Chat UI loads but every JS/CSS asset is 404 (/marked.min.js, /static/js/chat.js, …) — the running server is reading static files from a web/ directory that doesn't actually contain them. This almost always means a custom Dockerfile used a non-editable install (pip install .[all]) without bundling package data, so web/ in site-packages/ is missing the static/js/ subtree. Two ways out:

  • Easiest: use this repo's Dockerfile + docker-compose.yml unchanged. It uses pip install -e '.[web]', which keeps web/ pointed at the source tree.
  • Or, in your custom Dockerfile, switch to editable install:
    RUN pip install --no-cache-dir -e '.[all]'
    
    Editable install leaves web/server.py next to its static/ directory, so the asset paths resolve correctly regardless of how setuptools handled package-data.

If you must do a non-editable install, make sure your build is using setuptools >= 62 and that pyproject.toml's [tool.setuptools.package-data] for web includes static/**/* (it does, on main). Older setuptools or stale build caches can silently drop subdirectory data.

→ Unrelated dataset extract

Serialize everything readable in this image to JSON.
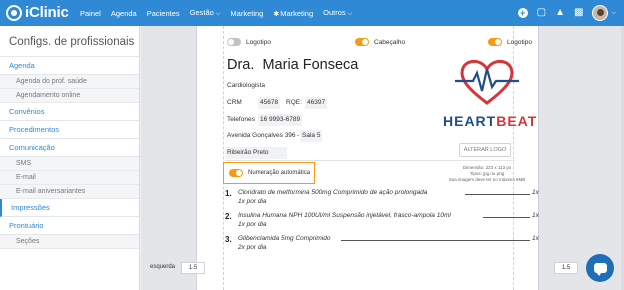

Custom Dockerfile pitfalls

If you're rolling your own image instead of the one in this repo, keep these in mind:

  • Use editable install (pip install -e '.[web]'). The chat UI's static files (web/static/js/*.js) are package data, not Python code. Editable install removes any dependency on package-data correctly making it into the wheel — web/server.py is read directly from the source tree.
  • Don't WORKDIR away before pip install. The install must run with the project's pyproject.toml at the build context root so setuptools can resolve [tool.setuptools.package-data].
  • COPY the full source tree, not just pyproject.toml + a few .py files. The chat UI ships HTML/JS/CSS that lives outside the Python source — leaving them out is the most common reason /chat loads but assets 404.
  • Match Python ≥ 3.10. The server uses Path.is_relative_to, match/case, and other 3.10+ features.
  • Run cheetahclaws --web --host 0.0.0.0. Without --host 0.0.0.0 the server only binds to 127.0.0.1 inside the container, which Docker's port mapping cannot reach from the host.

Security notes

  • The Web UI ships with first-visit-creates-admin auth. Don't run with --no-auth outside 127.0.0.1.
  • Restrict WEB_PORT to the LAN with your router/firewall — it is not designed to be exposed to the public internet without extra hardening (reverse proxy + TLS + IP allowlist at minimum).
  • The agent has full read/write inside /workspace. Mount only directories you're comfortable letting it edit.